Since then, the fifty-year-old has divorced, the debt has been settled. But the damage remained. In 2008, Mario Costeja then began an approach with the Catalan newspaper, which could not remove a legal announcement. He turns to Google, which sends him back to its headquarters in Palo Alto. “It was a bit far… So I seized the Spanish Data Protection Agency, which agreed with me. Google appealed and the Court of Justice of the European Union recovered the case. “
In mid-May, the Luxembourg authority agreed with him, a world first. The Galician would never have imagined the outcome of this six-year-long textbook case: in the wake of the judgment, the Californian giant put a “forget form” online for its 450 million European compatriots! The procedure has since experienced real enthusiasm, with 70,000 requests filed in one month, including 14,000 from French people, the first claimants. Specialists expect 500,000 to one million forms sent to California within a year. Better still, the search engine started removing the offending links from its European versions last weekend. Mario Costeja checked on his laptop: the thorny ad has disappeared mario costeja.

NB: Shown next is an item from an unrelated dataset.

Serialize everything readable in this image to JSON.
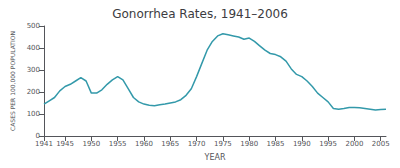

On the other hand, his name and his story have made the rounds of websites around the world. “By launching this business, I knew that could be the case, he smiles. I decided to do it for myself, but also for future generations.” It is no longer the legal expert who speaks, but the father of a 32-year-old daughter and a 26-year-old son. “Teenagers write things on the Internet, the years go by and the criteria of appreciation change… We must be able to have a law that protects our privacy.”
The American press saw it rather as a “bomb” launched by the Europeans, equivalent to censorship. The giants of the Net evoke an attack on the freedom of expression, frightened that criminals or crooked politicians do not want to “clean up” their past. “There is a collusion between the right to be forgotten and the right to know”, reports the former CEO of the search engine, in the New York Times . “I am of course worried about the consequences this may have for democracy”, abounds the co-founder, Larry Page, in the Financial Times .
Interested Americans, Brazilians and Japanese
The 50-year-old, who grew up under the Franco regime, brushes aside these criticisms out of hand. “This ad didn’t matter to anyone except me! The case of convicted criminals or politicians is, of course, different. I have nothing against Google, it’s a fantastic tool. But I struggled my whole life for freedom of expression and against totalitarianism, demonstrating since I was young. But American technology companies have an increasingly important power, soon equivalent to that of the States. When there is a threat, there has to be a standard.”
He is not the only one to worry about this digital superpower in our daily lives. Since the decision, calls and emails have been pouring in from all over the world to his tiny Galician office, sometimes up to a hundred a day. Americans, from North or South, Japanese telling him their story and wanting to start the same process… “This decision has opened a path. Technology must adapt to the citizens and the specificity of each country, not the other way around. ” The legal expert knows he can say goodbye to anonymity. He has, however, only one hurry: to return to his microscopes and find his “real work” sharenting significado.